Один только случай омрачил праздник. О нем не хотелось вспоминать. Но вспоминалось. В тот самый яркий, солнечный день где-то за Мамаевым курганом Карташов обнаружил в полуразвалившейся халупе человек десять-двенадцать раненых немецких солдат. Жалкие, замерзшие, голодные, они попросили у него курева. Он отдал им всё, что у него было. Через час-другой вернулся, притащил кое-что пожрать. Все они были убиты. Какая-то пьяная сволочь покончила со всеми автоматной очередью... Это был единственный случай жестокости, с которым столкнулся на фронте Карташов.

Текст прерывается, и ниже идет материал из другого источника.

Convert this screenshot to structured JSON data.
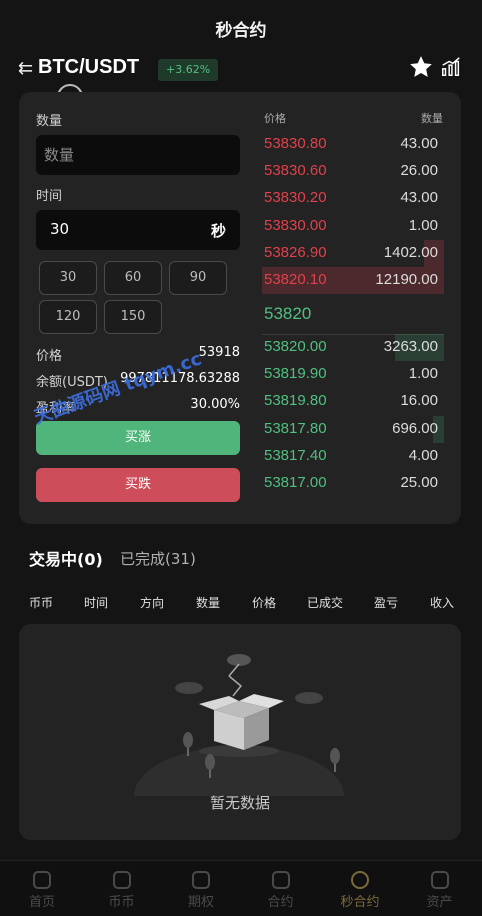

Но всё это было в ту войну, сорок лет уже прошло с тех пор, в ту, говорят, самую жестокую, самую безжалостную... А может, и не самую? Может, в Афганистане и пострашнее?
Карташов уже привык к тому, что первая реакция большинства советских, с которыми он сталкивался на Западе - то ли в Лувре, то ли в магазине ,,Тати", самом дешевом в Париже, доступном для более, чем тощего туристского кармана - первая реакция - испуг. "Кто вы такой? Что вам надо?" Да ничего, просто услышал русскую речь и захотелось... ,,Ну, а тем вовсе не хотелось. Их еще в Москве предупредили, что провокации их ждут на каждом шагу, посему никаких контактов. А хотелось им только одного, чтоб поскорее вывели их из Лувра, пока не закрылись магазины.
Морячки, на удивление, оказались другими. Когда Карташов, поравнявшись с ними, спросил не с "Первомайска" ли они, те, вернее, тот, что был постарше, лет сорока, с пробивающейся уже на висках сединой, ответил без всякого там страха или даже удивления.